If you are storing data files, that are modified by the running application, EBS may make sense. If this is something like user-uploaded images or similar, you will likely find that S3 gives you a much simpler model.
EBS would be good for: databases, lucene indexes, file based CMS, SVN repository, or anything similar to that.
EBS gives you persistent storage so if you EC2 instance fails the files still exist. Apparently their is increased IO performance but I would test it to be sure.
If your files are going to change frequently (like a DB does) and you don't want to keep syncing them to S3 (or somewhere else), then an EBS is a good way to go. If you make infrequent changes and you can manually (or scripted) sync the files as necessary then store them in S3. If you need to shutdown or you lose your instance for whatever reason, you can just pull them down when you start up the new instance.
This is also assuming that you care about cost. If cost is not an issue, using the EBS is less complicated.
I'm not sure if you plan on having a separate EBS for your DB and your web files but if you only plan on having one EBS and you have enough empty space on it for your web files, then again, the EBS is less complicated.
If it's performance you are worried about, as mentioned, it's best to test your particular app.
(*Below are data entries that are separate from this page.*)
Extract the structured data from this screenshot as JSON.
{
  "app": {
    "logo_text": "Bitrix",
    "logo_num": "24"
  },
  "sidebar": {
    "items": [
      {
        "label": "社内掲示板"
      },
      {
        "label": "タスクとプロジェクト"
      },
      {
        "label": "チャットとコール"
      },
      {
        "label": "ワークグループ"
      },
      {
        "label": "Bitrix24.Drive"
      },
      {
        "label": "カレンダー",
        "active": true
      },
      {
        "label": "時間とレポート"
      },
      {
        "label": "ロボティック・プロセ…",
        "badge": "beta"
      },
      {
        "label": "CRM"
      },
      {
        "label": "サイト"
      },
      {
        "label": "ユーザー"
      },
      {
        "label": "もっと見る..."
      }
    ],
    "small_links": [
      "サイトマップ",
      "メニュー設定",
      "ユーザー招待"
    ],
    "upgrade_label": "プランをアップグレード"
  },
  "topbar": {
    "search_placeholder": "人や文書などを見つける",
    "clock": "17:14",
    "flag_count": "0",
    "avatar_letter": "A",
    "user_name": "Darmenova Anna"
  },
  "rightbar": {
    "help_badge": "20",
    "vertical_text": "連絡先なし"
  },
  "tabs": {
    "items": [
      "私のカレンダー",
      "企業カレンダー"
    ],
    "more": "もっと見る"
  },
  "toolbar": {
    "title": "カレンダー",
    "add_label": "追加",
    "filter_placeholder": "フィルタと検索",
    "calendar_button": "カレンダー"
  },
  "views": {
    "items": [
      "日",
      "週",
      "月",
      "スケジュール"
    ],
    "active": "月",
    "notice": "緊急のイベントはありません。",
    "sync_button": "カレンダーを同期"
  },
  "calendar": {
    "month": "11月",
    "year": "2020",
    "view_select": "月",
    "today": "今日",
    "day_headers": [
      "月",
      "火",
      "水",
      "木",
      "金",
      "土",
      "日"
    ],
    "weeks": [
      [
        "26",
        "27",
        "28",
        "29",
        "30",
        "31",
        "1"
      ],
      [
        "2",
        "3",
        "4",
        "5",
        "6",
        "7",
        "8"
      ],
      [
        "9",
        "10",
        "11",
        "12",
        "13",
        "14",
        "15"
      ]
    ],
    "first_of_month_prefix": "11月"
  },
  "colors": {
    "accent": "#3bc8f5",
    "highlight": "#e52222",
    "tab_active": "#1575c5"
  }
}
Our approach is to have a script pre-deployed on our AMI that fetches the latest and greatest version of the code from source control. That makes it very straightforward to launch new instances quickly, or update all running instances (we take them out of the load balancing rotation one at a time, run the script, and put them back in the rotation).
UPDATE:
Reading between the lines it looks like you're mounting a separate EBS volume to an instance-store backed instance. AWS recently introduced EBS backed instances that have a ton of benefits vs. the old instance-store ones. I still mount my MySQL data on a separate EBS partition, though, so that I can easily mount it to a different server if needed.
I strongly suggest an EBS backed instance with a separate EBS volume for the MySQL data.